La députée (LRM) de la circonscription, Zivka Park défend la même logique :

« On a besoin d'un projet structurant qui relance une dynamique et qui apporte de l'emploi. »

En revanche, Bruno Beschizza, d'Aulnay-sous-Bois, a voté contre un arrêt de la gare à Europacity :

« En tant que maire et que président de Paris Terre Envol, je suis contre ce projet. »

Le représentant d'Europacity, David Lebon semble las de ces querelles de chapelle :

« Les postures politiques des uns et des autres sont assez savoureuses dans le sens que notre projet est emblématique », sonnant la charge contre Bruno Beschizza.

« Quand il dit "On a fait une étude qui dit qu'il y aura 8.000 destructions d'emplois", il sert ses vues politiques dans sa commune.

Beaucoup de gens, au contraire des élus, nous disent "On a besoin de redorer le blason de nos territoires".»

Le gouvernement, en même temps reproche au projet de s'en prendre aux commerces de proximité, à l'heure où Bercy entend reprendre la main sur la revitalisation des centres-villes.
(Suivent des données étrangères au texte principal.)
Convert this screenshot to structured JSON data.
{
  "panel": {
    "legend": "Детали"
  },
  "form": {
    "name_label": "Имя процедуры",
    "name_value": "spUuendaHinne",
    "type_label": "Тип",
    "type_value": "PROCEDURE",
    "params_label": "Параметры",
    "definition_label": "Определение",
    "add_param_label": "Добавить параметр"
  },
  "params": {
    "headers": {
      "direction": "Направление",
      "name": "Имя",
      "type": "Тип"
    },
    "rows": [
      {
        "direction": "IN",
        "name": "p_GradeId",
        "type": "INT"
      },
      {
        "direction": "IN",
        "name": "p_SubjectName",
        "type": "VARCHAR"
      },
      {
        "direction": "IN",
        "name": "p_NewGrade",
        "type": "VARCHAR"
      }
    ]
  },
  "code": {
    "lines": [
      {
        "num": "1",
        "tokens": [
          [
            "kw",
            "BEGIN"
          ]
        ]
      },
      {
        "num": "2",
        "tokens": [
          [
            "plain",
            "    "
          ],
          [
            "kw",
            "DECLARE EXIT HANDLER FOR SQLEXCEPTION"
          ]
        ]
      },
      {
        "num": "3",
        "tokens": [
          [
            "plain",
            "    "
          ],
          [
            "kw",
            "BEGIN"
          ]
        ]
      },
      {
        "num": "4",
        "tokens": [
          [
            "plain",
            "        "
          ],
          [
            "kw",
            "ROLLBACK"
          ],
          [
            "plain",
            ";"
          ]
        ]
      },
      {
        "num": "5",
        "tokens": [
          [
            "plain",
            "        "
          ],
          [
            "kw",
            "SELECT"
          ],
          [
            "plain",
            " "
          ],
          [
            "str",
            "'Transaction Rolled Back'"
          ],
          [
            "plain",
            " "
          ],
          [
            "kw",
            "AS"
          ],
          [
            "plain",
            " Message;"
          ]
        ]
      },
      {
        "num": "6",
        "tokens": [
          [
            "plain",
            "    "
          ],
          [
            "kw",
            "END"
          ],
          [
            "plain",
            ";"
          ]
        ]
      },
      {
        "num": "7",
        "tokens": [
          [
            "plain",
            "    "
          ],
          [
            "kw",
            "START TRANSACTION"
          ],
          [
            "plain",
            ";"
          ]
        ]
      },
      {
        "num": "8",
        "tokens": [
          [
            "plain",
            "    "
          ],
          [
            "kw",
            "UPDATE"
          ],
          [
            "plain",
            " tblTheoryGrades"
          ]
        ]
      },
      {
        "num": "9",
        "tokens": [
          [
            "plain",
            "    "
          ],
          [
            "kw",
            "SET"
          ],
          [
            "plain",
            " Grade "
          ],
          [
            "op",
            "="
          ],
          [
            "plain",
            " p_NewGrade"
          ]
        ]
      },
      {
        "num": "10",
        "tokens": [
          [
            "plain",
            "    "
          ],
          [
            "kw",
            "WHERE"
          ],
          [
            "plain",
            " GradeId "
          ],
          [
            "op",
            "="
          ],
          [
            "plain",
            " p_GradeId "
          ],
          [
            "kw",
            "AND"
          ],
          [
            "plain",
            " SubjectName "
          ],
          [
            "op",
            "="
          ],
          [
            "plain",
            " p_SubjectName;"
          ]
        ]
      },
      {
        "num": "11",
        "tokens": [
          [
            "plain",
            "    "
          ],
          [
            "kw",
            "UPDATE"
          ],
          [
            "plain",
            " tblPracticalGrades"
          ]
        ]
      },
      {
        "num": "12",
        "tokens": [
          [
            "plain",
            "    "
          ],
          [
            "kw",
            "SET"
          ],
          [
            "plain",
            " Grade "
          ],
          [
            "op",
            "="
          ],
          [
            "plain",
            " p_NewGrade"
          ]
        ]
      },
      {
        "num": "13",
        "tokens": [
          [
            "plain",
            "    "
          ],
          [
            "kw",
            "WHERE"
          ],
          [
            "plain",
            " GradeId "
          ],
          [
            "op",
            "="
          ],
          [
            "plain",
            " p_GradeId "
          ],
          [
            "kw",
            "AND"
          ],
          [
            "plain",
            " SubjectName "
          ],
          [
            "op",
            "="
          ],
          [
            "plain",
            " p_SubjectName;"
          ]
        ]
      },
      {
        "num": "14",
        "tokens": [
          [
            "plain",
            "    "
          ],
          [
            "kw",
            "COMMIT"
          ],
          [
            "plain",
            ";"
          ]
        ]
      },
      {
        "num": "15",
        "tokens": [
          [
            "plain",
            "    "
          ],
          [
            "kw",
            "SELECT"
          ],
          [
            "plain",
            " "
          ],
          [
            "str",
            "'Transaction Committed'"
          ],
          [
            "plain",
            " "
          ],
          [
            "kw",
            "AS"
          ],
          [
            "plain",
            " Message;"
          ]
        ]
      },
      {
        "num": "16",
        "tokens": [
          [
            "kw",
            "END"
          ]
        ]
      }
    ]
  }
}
David Lebon balaie cela d'un revers de main :

« Selon une étude demandée aux CCI du 93 et du 95, dans un rayon de quinze kilomètres, 90% du commerce est constitué de kebabs, de tabacs, d'opticiens, de banques et d'agences immobilières. On va créer de la richesse dans un territoire qui n'en crée pas et en faire une destination touristique, ce qui renouvellera le commerce de proximité ».

La présidente (LR) du conseil départemental du Val-d'Oise, Marie-Christine Cavecchi, défend mordicus Europacity :

« 12.000 emplois à la clé, ce n'est pas rien ! »

Et de lister les constructions prévues : des espaces de congrès, de séminaires, une ferme urbaine (« Les enfants n'ont plus l'habitude de voir les animaux ») et surtout des hôtels (« On en manque dans le coin ! »). Le département étant chargé de compétences sociales comme le RSA, la chef de file du 95 argumente :

« C'est notre chance : on a des difficultés sociales, on a des problèmes de formation, de chômage. La population ne veut pas voir passer sous son nez quelque chose d'aussi positif. »

Évidemment, la ligne 17 sera indispensable à la concrétisation d'un tel projet. Selon nos calculs, les entreprises du Val-d'Oise contribuent à 7% au montant total du métro. Sauf que, sans métro, les actionnaires d'Europacity risquent de quitter le navire. Sans parler de ce corridor qui va jusqu'à l'aéroport Charles-de-Gaulle, lequel comptabilise déjà plus de 10 milliards d'euros d'investissement et donc des centaines d'emplois localisés entre le terminal 4, ce centre commercial, et Villepinte. Les cadres du parc des expositions restent d'ailleurs fébriles. Sollicités, ils n'ont pas répondu à nos demandes d'entretien.